HAT-P-67b

Discovery
- Discovered by: Zhou et al. (2017)
- Discovery site: HATNet
- Discovery date: April 2017
- Detection method: Transit

Orbital characteristics
- Semi-major axis: 0.0615±0.0022 AU
- Eccentricity: 0
- Orbital period (sidereal): 4.81010827^{+(59)} _{−(58)} days
- Inclination: 85.01+0.35 −0.32
- Semi-amplitude: 43±8 m/s
- Star: HAT-P-67

Physical characteristics
- Mean radius: 2.140±0.025 R_{J}
- Mass: 0.45±0.15 M_{J}
- Mean density: 0.061+0.020 −0.031 g/cm^{3}
- Temperature: 1,987±22 K

= HAT-P-67b =

Gas giant exoplanet orbiting HAT-P-67

HAT-P-67b is an exoplanet orbiting around the star HAT-P-67. A gas giant on a close orbit, it is a hot Jupiter with one of the largest sizes and lowest densities of any known exoplanet.

==Characteristics==
With a radius of over double that of Jupiter's HAT-P-67 b is one of the largest exoplanets known to date. It also one of the least dense at approximately 0.061±0.020 grams per cubic centimeter, a density lower than that of marshmallows. It has a very close separation from its host star, taking four days and 19 hours to complete an orbit. Its host star is expanding in size as it is becoming a red giant, and in 150 to 500 million years it is expected that HAT-P-67b will be engulfed due to this expansion.

An analysis of a radial velocity time series obtained at the Galileo National Telescope detected the Rossiter–McLaughlin effect and determined the projected spin-orbit angle to be 2.2 ± 0.4°. The calculated value suggests an aligned planetary orbit, indicating that the planet likely migrated to its present orbit through tidal interactions with a protoplanetary gas disk.

==Discovery==
Transits of HAT-P-67b were discovered by the Hungarian Automated Telescope Network (HATNet), using small, wide field telescopes, located at the Fred Lawrence Whipple Observatory in Arizona and at the Mauna Kea Observatory in Hawaii. Observations were made in 2005 and 2008, analysis of the obtained data revealed the periodic transits of HAT-P-67b. Follow-up photometry of the transits were obtained using the 1.2 m telescope at the Fred Lawrence Whipple Observatory. A full transit was observed on 2012 May 28, and five partial transits were observed in 2011, 2012 and 2013.

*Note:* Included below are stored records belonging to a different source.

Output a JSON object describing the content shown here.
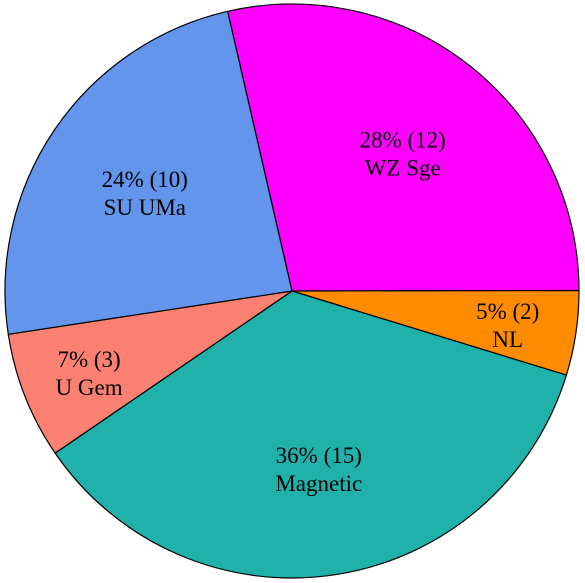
{
  "chart_data": {
    "type": "pie",
    "slices": [
      {
        "name": "WZ Sge",
        "count": 12,
        "percent": 28,
        "pct_label": "28% (12)",
        "color": "#ff00ff"
      },
      {
        "name": "NL",
        "count": 2,
        "percent": 5,
        "pct_label": "5% (2)",
        "color": "#ff8c00"
      },
      {
        "name": "Magnetic",
        "count": 15,
        "percent": 36,
        "pct_label": "36% (15)",
        "color": "#20b2aa"
      },
      {
        "name": "U Gem",
        "count": 3,
        "percent": 7,
        "pct_label": "7% (3)",
        "color": "#fa8072"
      },
      {
        "name": "SU UMa",
        "count": 10,
        "percent": 24,
        "pct_label": "24% (10)",
        "color": "#6495ed"
      }
    ]
  }
}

The high rotational velocity of the star made initial attempts to confirm the planet using radial velocity measurements difficult, with data from 2009 showing that the transiting object was less massive than a brown dwarf. Using measurements taken from 2009 to 2012 the Keck telescope was able to determine that the mass of the planet was less than 0.59 that of Jupiter. In 2016 Doppler tomography was used to confirm the planet.

==Atmosphere==
Gas giants with masses less than Jupiter's, and temperatures greater than 1,800 K, like HAT-P-67 b, which has an equilibrium temperature of approximately 1,900 K, are so inflated and puffed out that they are all on unstable evolutionary paths which eventually lead to roche lobe overflow and the evaporation and loss of the planet's atmosphere.

A team of astronomers led by Aaron Bello-Arufe used the CARMENES spectrograph at the Calar Alto Observatory to study the atmosphere of HAT-P-67b. Based on this data, the planet's atmosphere seems to be highly ionized and may be escaping at a rate of 10 million tons per second. The team detected sodium and ionized calcium in the atmosphere of HAT-P-67b. Ionized calcium is typically found in hotter planets; however, it was detected quite prominently in the spectrum of HAT-P-67b.

The data also revealed absorption in the hydrogen and helium lines, typically a sign that part of the atmosphere is escaping into space. In the case of HAT-P-67b, these signals were detected before and after the planet's transit, suggesting the possibility of a vast cloud of gas escaping far beyond the planet. A different team led by Michael Gully-Santiago performed a multiyear spectroscopic survey of HAT-P-67 b, using the Habitable Zone Planet Finder on the Hobby–Eberly Telescope. They observed a prominent leading tail and a significantly fainter trailing tail, which they interpreted as direct evidence of preferential mass loss on the dayside. A third team using an average of many spectra acquired after transits found a clear absorption signal. They estimated an effective planetary radius 6 times that of Jupiter, indicating that the planet's atmosphere is evaporating.

==Host star==

HAT-P-67 is a subgiant star located in the constellation Hercules. It is located 1,200 light-years from Earth. The star is 1.73 times more massive than the Sun, 2.65 times larger and 12 times more luminous. Its effective temperature is hotter than the Sun's, at 6640 K. It makes a binary star with the red dwarf HAT-P-67 B.